Несмотря на разсудительную и заботливую осторожность, съ которою докторъ Тэсемъ исполнилъ, по просьбѣ огорченныхъ друзей своихъ, принятую имъ на себя обязанность, извѣстить старую леди Обри о бѣдствіи, грозившемъ ея семейству, послѣдствія такого открытія были самыя печальныя. Съ ней сдѣлался ударъ и мистеръ Обри, съ мучительнымъ безпокойствомъ, долго ожидавшій результата въ сосѣдней комнатѣ, позванъ былъ вдругъ и увидѣлъ передъ собой ужасное, раздиравшее душу зрѣлище. Та женщина, которая любила его какъ свѣтъ очей своихъ, отъ которой никогда еще не слыхалъ онъ ни одного строгаго или неласковаго слова, чье сердце никогда не знало другаго побужденія, кромѣ нѣжнаго, благороднаго, безграничнаго великодушія ко всѣмъ ее окружающимъ — его мать, его обожаемая мать лежала передъ нимъ блѣдная и неподвижная, какъ трупъ, безъ чувствъ, безъ дыханія. Бѣдный Обри уступилъ своей долго-сдавливаемой, жестокой горести въ присутствіи той, которая не могла ужь болѣе ни слышать, ни видѣть его и громко зарыдалъ.

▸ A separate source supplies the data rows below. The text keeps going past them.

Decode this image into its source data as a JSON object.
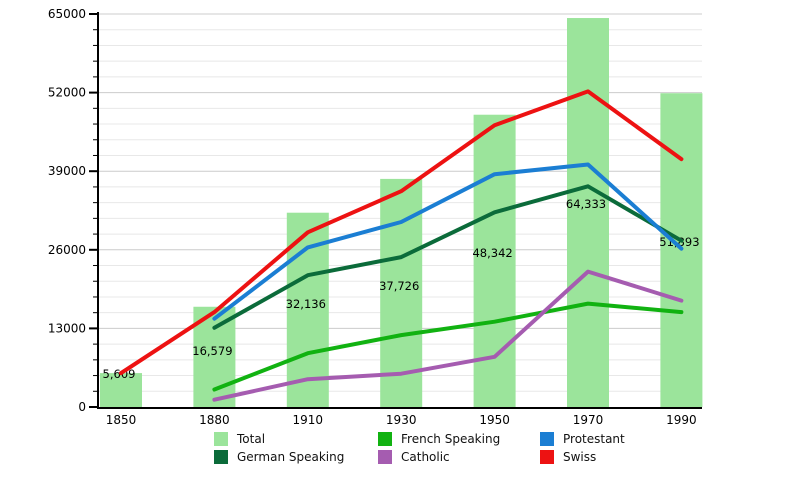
{
  "chart_data": {
    "type": "bar+line",
    "title": "",
    "xlabel": "",
    "ylabel": "",
    "categories": [
      "1850",
      "1880",
      "1910",
      "1930",
      "1950",
      "1970",
      "1990"
    ],
    "ylim": [
      0,
      65000
    ],
    "y_major_step": 13000,
    "y_minor_step": 2600,
    "grid": "on",
    "legend_position": "bottom",
    "y_tick_labels": [
      "0",
      "13000",
      "26000",
      "39000",
      "52000",
      "65000"
    ],
    "bars": {
      "name": "Total",
      "color": "#9be49b",
      "values": [
        5609,
        16579,
        32136,
        37726,
        48342,
        64333,
        51893
      ],
      "labels": [
        "5,609",
        "16,579",
        "32,136",
        "37,726",
        "48,342",
        "64,333",
        "51,893"
      ]
    },
    "series": [
      {
        "name": "German Speaking",
        "color": "#0b6b3a",
        "values": [
          null,
          13100,
          21800,
          24800,
          32200,
          36500,
          27500
        ]
      },
      {
        "name": "French Speaking",
        "color": "#11b211",
        "values": [
          null,
          2900,
          8900,
          11900,
          14100,
          17100,
          15700
        ]
      },
      {
        "name": "Protestant",
        "color": "#1b7ed3",
        "values": [
          null,
          14600,
          26400,
          30600,
          38500,
          40100,
          26200
        ]
      },
      {
        "name": "Catholic",
        "color": "#a55cb0",
        "values": [
          null,
          1200,
          4600,
          5500,
          8300,
          22400,
          17600
        ]
      },
      {
        "name": "Swiss",
        "color": "#ed1212",
        "values": [
          5600,
          15700,
          28900,
          35700,
          46600,
          52200,
          41000
        ]
      }
    ]
  },
  "legend": {
    "items": [
      {
        "label": "Total",
        "color": "#9be49b"
      },
      {
        "label": "French Speaking",
        "color": "#11b211"
      },
      {
        "label": "Protestant",
        "color": "#1b7ed3"
      },
      {
        "label": "German Speaking",
        "color": "#0b6b3a"
      },
      {
        "label": "Catholic",
        "color": "#a55cb0"
      },
      {
        "label": "Swiss",
        "color": "#ed1212"
      }
    ]
  },
  "colors": {
    "axis": "#000000",
    "grid_minor": "#e8e8e8",
    "grid_major": "#cccccc",
    "text": "#000000"
  }
}
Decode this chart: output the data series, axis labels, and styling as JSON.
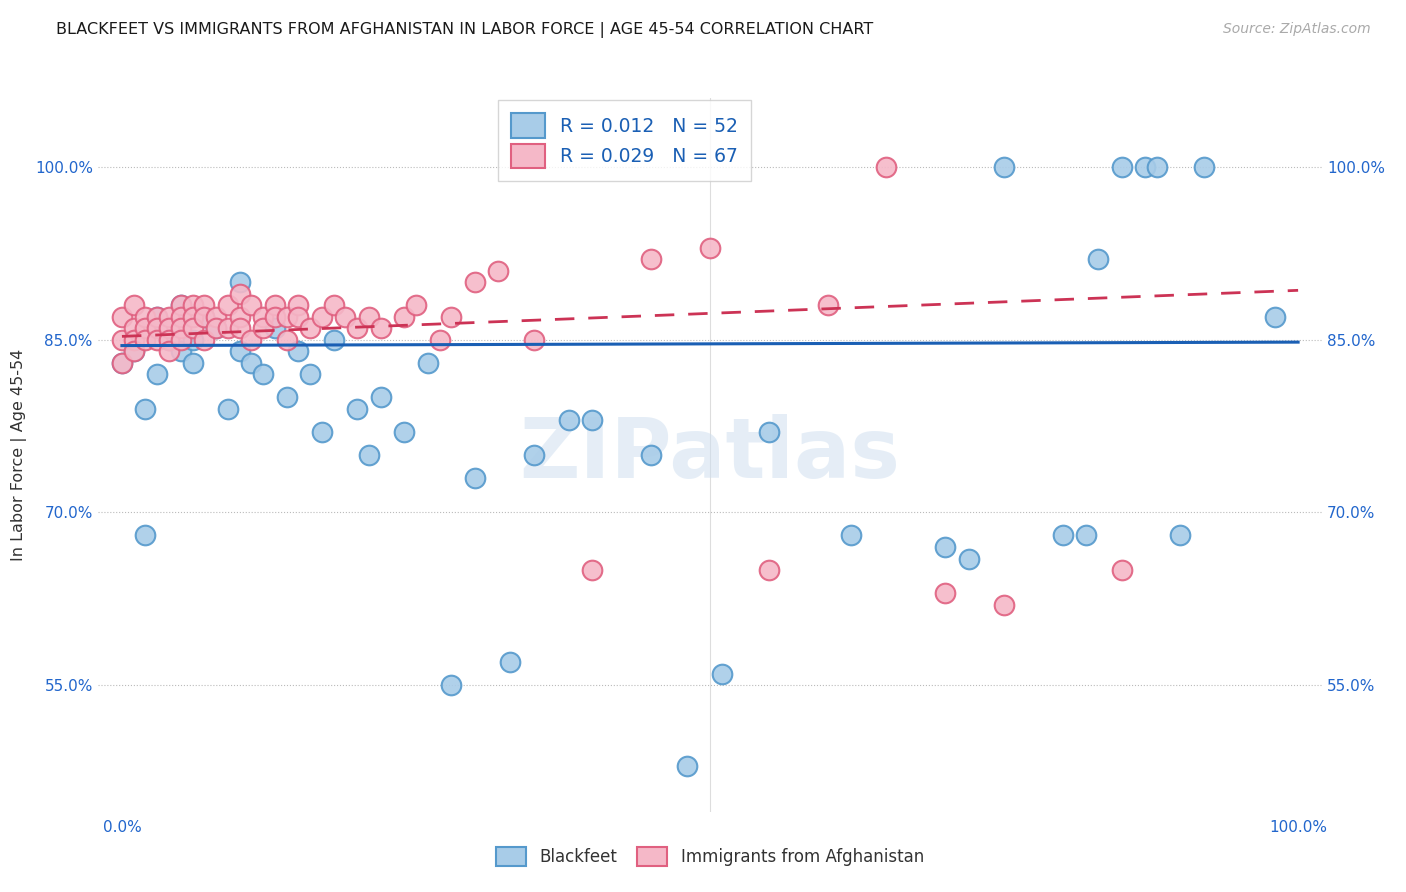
{
  "title": "BLACKFEET VS IMMIGRANTS FROM AFGHANISTAN IN LABOR FORCE | AGE 45-54 CORRELATION CHART",
  "source": "Source: ZipAtlas.com",
  "ylabel": "In Labor Force | Age 45-54",
  "xlim": [
    -0.02,
    1.02
  ],
  "ylim": [
    0.44,
    1.06
  ],
  "yticks": [
    0.55,
    0.7,
    0.85,
    1.0
  ],
  "ytick_labels": [
    "55.0%",
    "70.0%",
    "85.0%",
    "100.0%"
  ],
  "blue_R": 0.012,
  "blue_N": 52,
  "pink_R": 0.029,
  "pink_N": 67,
  "legend_blue": "Blackfeet",
  "legend_pink": "Immigrants from Afghanistan",
  "blue_color": "#a8cce8",
  "pink_color": "#f5b8c8",
  "blue_edge": "#5599cc",
  "pink_edge": "#e06080",
  "blue_trend_color": "#1a5fb4",
  "pink_trend_color": "#cc3355",
  "blue_trendline": [
    [
      0.0,
      0.845
    ],
    [
      1.0,
      0.848
    ]
  ],
  "pink_trendline": [
    [
      0.0,
      0.853
    ],
    [
      1.0,
      0.893
    ]
  ],
  "blue_x": [
    0.0,
    0.01,
    0.02,
    0.02,
    0.03,
    0.03,
    0.04,
    0.05,
    0.05,
    0.06,
    0.06,
    0.07,
    0.08,
    0.09,
    0.1,
    0.1,
    0.11,
    0.12,
    0.13,
    0.14,
    0.15,
    0.16,
    0.17,
    0.18,
    0.2,
    0.21,
    0.22,
    0.24,
    0.26,
    0.28,
    0.3,
    0.33,
    0.35,
    0.38,
    0.4,
    0.45,
    0.48,
    0.51,
    0.55,
    0.62,
    0.7,
    0.72,
    0.75,
    0.8,
    0.82,
    0.83,
    0.85,
    0.87,
    0.88,
    0.9,
    0.92,
    0.98
  ],
  "blue_y": [
    0.83,
    0.84,
    0.68,
    0.79,
    0.82,
    0.87,
    0.85,
    0.88,
    0.84,
    0.83,
    0.85,
    0.87,
    0.86,
    0.79,
    0.9,
    0.84,
    0.83,
    0.82,
    0.86,
    0.8,
    0.84,
    0.82,
    0.77,
    0.85,
    0.79,
    0.75,
    0.8,
    0.77,
    0.83,
    0.55,
    0.73,
    0.57,
    0.75,
    0.78,
    0.78,
    0.75,
    0.48,
    0.56,
    0.77,
    0.68,
    0.67,
    0.66,
    1.0,
    0.68,
    0.68,
    0.92,
    1.0,
    1.0,
    1.0,
    0.68,
    1.0,
    0.87
  ],
  "pink_x": [
    0.0,
    0.0,
    0.0,
    0.01,
    0.01,
    0.01,
    0.01,
    0.02,
    0.02,
    0.02,
    0.03,
    0.03,
    0.03,
    0.04,
    0.04,
    0.04,
    0.04,
    0.05,
    0.05,
    0.05,
    0.05,
    0.06,
    0.06,
    0.06,
    0.07,
    0.07,
    0.07,
    0.08,
    0.08,
    0.09,
    0.09,
    0.1,
    0.1,
    0.1,
    0.11,
    0.11,
    0.12,
    0.12,
    0.13,
    0.13,
    0.14,
    0.14,
    0.15,
    0.15,
    0.16,
    0.17,
    0.18,
    0.19,
    0.2,
    0.21,
    0.22,
    0.24,
    0.25,
    0.27,
    0.28,
    0.3,
    0.32,
    0.35,
    0.4,
    0.45,
    0.5,
    0.55,
    0.6,
    0.65,
    0.7,
    0.75,
    0.85
  ],
  "pink_y": [
    0.87,
    0.85,
    0.83,
    0.88,
    0.86,
    0.85,
    0.84,
    0.87,
    0.86,
    0.85,
    0.87,
    0.86,
    0.85,
    0.87,
    0.86,
    0.85,
    0.84,
    0.88,
    0.87,
    0.86,
    0.85,
    0.88,
    0.87,
    0.86,
    0.88,
    0.87,
    0.85,
    0.87,
    0.86,
    0.88,
    0.86,
    0.89,
    0.87,
    0.86,
    0.88,
    0.85,
    0.87,
    0.86,
    0.88,
    0.87,
    0.87,
    0.85,
    0.88,
    0.87,
    0.86,
    0.87,
    0.88,
    0.87,
    0.86,
    0.87,
    0.86,
    0.87,
    0.88,
    0.85,
    0.87,
    0.9,
    0.91,
    0.85,
    0.65,
    0.92,
    0.93,
    0.65,
    0.88,
    1.0,
    0.63,
    0.62,
    0.65
  ]
}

— Сынъ мой, произнесъ пасторъ Тэсемъ послѣ того, какъ первый порывъ огорченія немного утихъ и другъ его сталъ на колѣни передъ своею матерью, сжимая въ своихъ рукахъ ея охладѣвшую руку: — не ропщи на испытаніе, посылаемое тебѣ Богомъ, и сноси терпѣли во Его наказаніе, потому-что Богъ любитъ того, кого онъ наказываетъ какъ сына и не покинетъ тебя навсегда; хотя онъ теперь послалъ гебѣ горе, но онъ имѣетъ и состраданіе, потому-что благости его нѣтъ предѣловъ и потому-что не для утѣхи своей огорчаетъ онъ человѣка.

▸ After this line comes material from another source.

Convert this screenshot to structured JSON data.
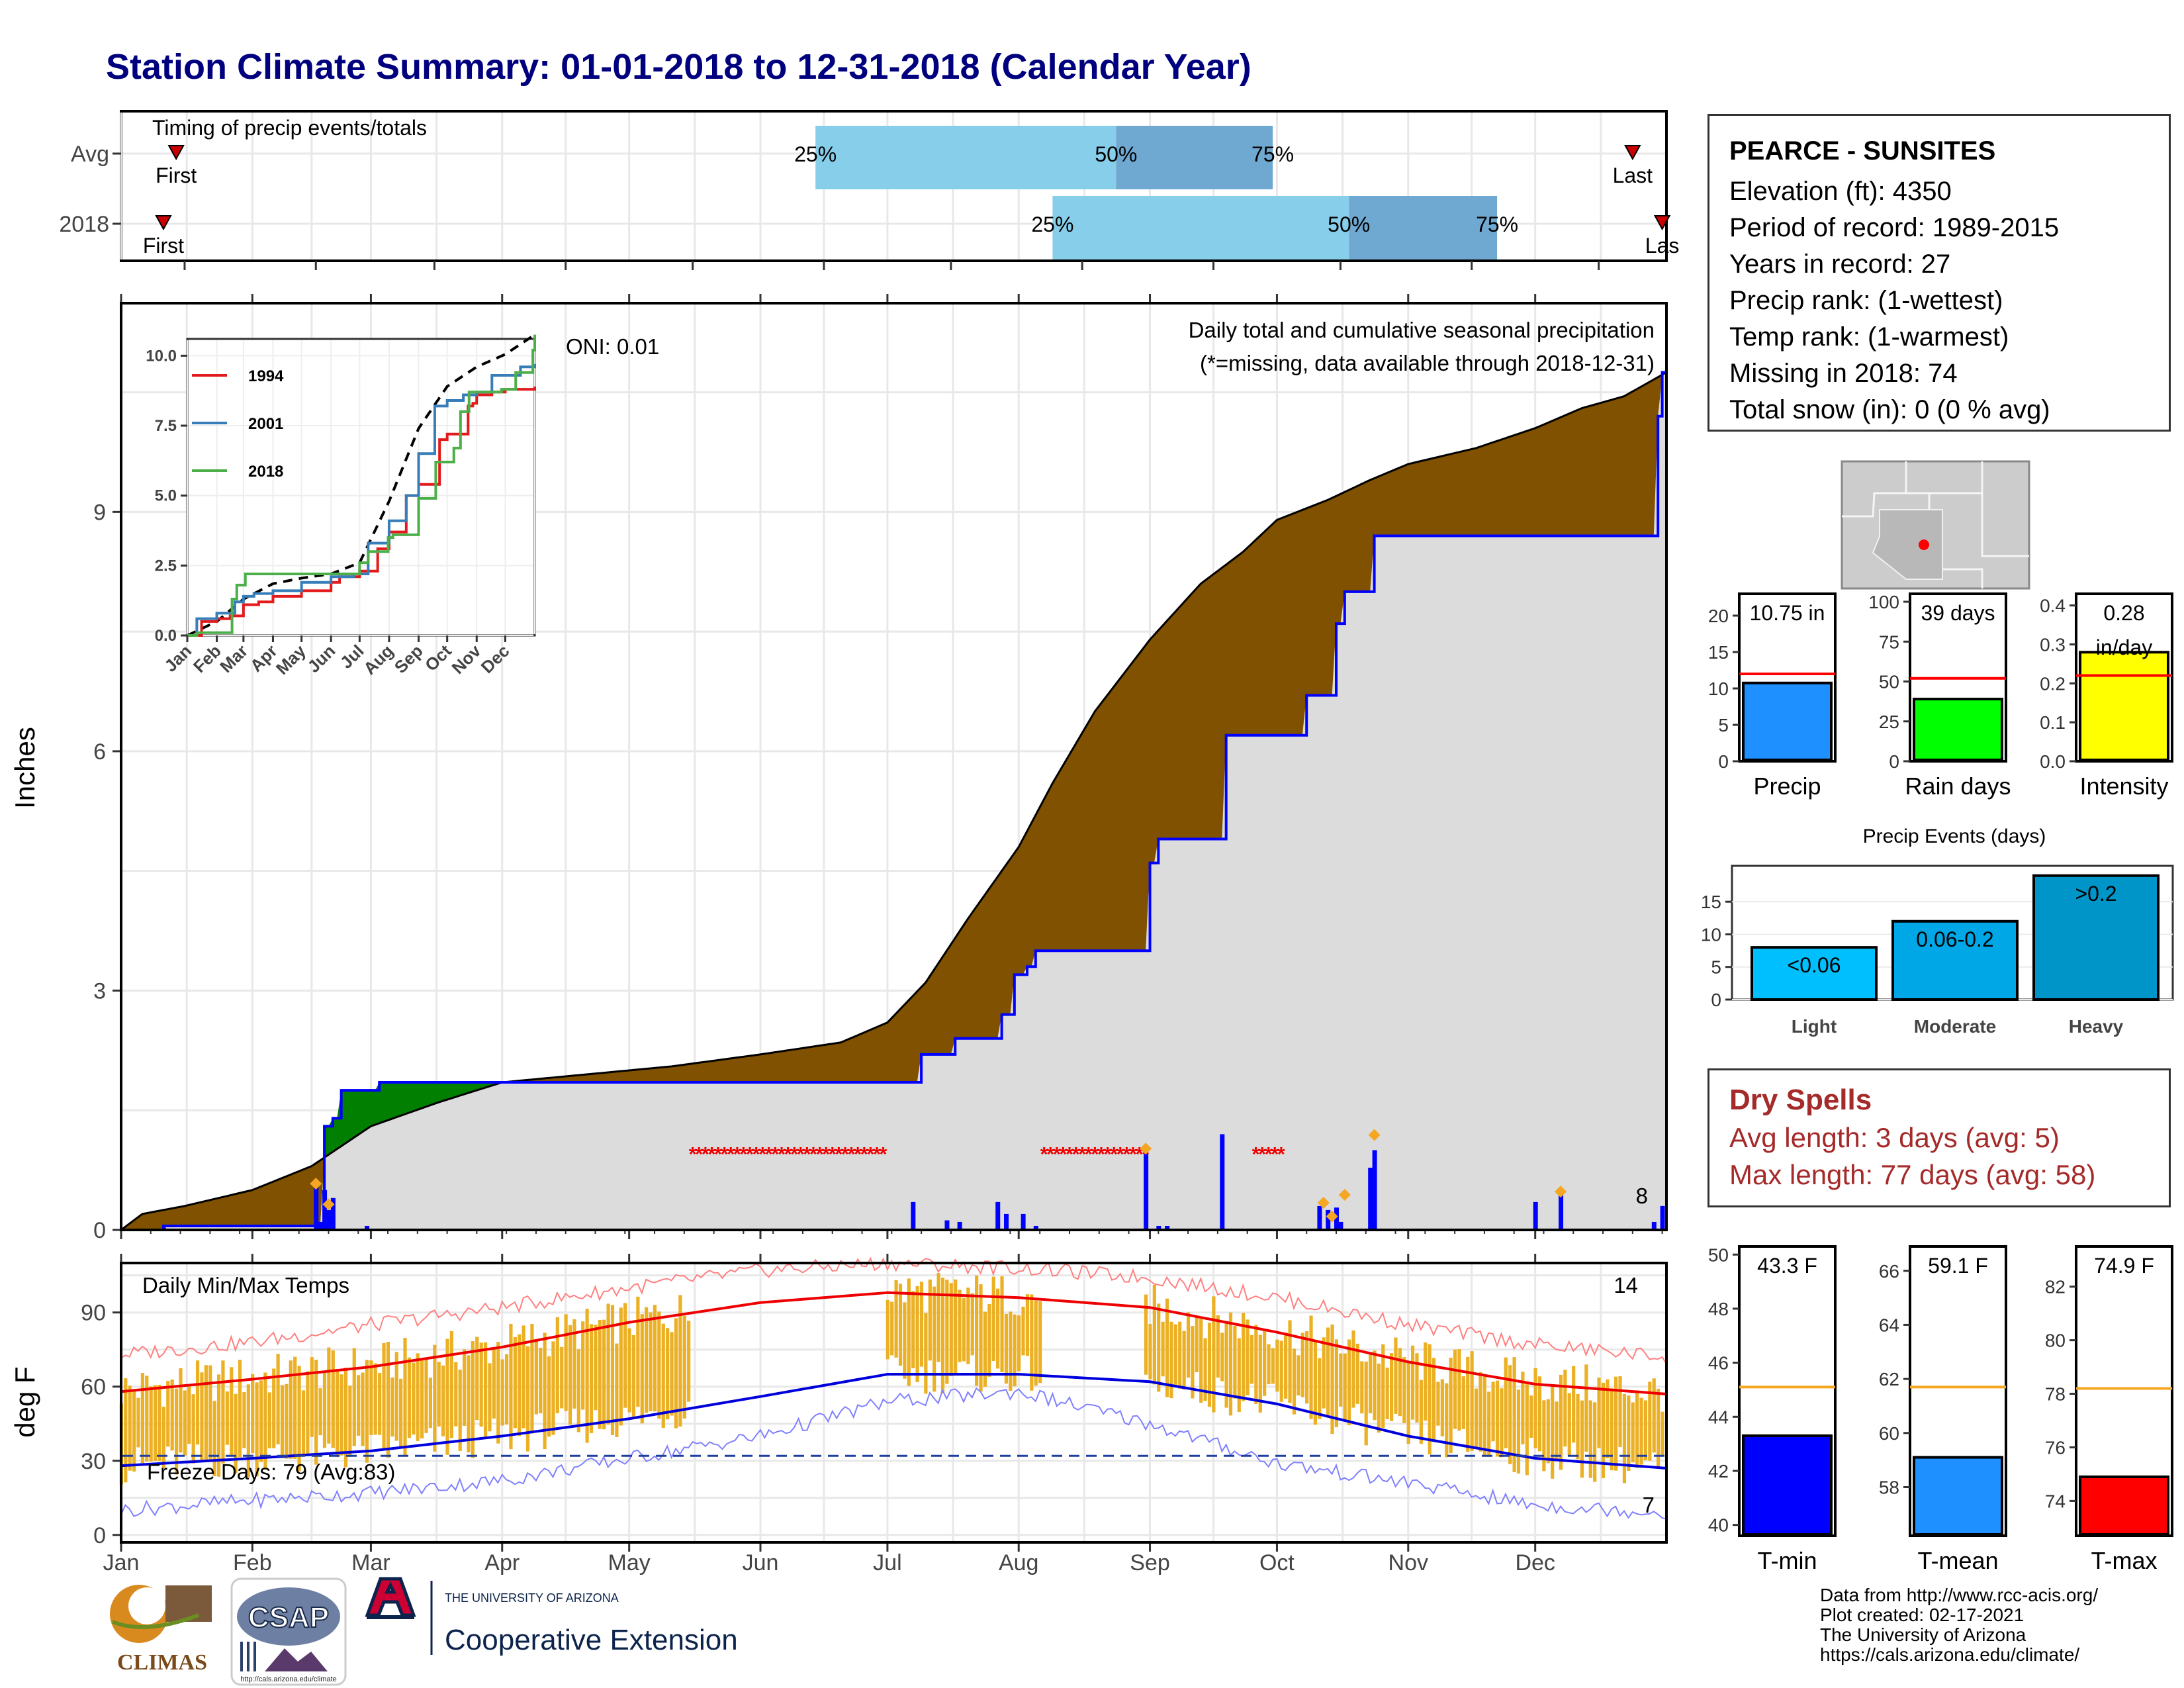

Прерывающимся, едва-внятнымъ голосомъ говорилъ добрый пасторъ эти торжественныя и успокоительныя слова на ухо сокрушенному другу своему, подлѣ котораго онъ стоялъ на колѣняхъ.
Мистриссъ Обри лежала безъ чувствъ, пораженная ударомъ паралича. Черты лица ея были немного-искривлены, но ихъ закрывали отчасти длинные серебристые волосы, упавшіе изъ-подъ чепчика при первомъ, неожиданномъ дѣйствіи удара.
— О чемъ же я думаю, Боже мой! воскликнулъ наконецъ Обри, съ усталымъ и встревоженнымъ видомъ: — послано ли за докторомъ?
— Ужь нѣсколько человѣкъ отправлены къ доктору Годдарту и къ мистеру Вейтли; они теперь скоро должны быть здѣсь, отвѣчалъ пасторъ Тэсемъ, и онъ не успѣлъ еще кончить, какъ мистеръ Вейтли, котораго посланный слуга встрѣтилъ у входа въ паркъ, спѣшившаго къ молодой мистриссъ Обри, вошелъ въ комнату и тотчасъ же принялъ всѣ необходимыя мѣры. Скоро вслѣдъ за нимъ пріѣхалъ и докторъ Годдартъ, но увы! какъ мало могли они помочь бѣдной страдалицѣ!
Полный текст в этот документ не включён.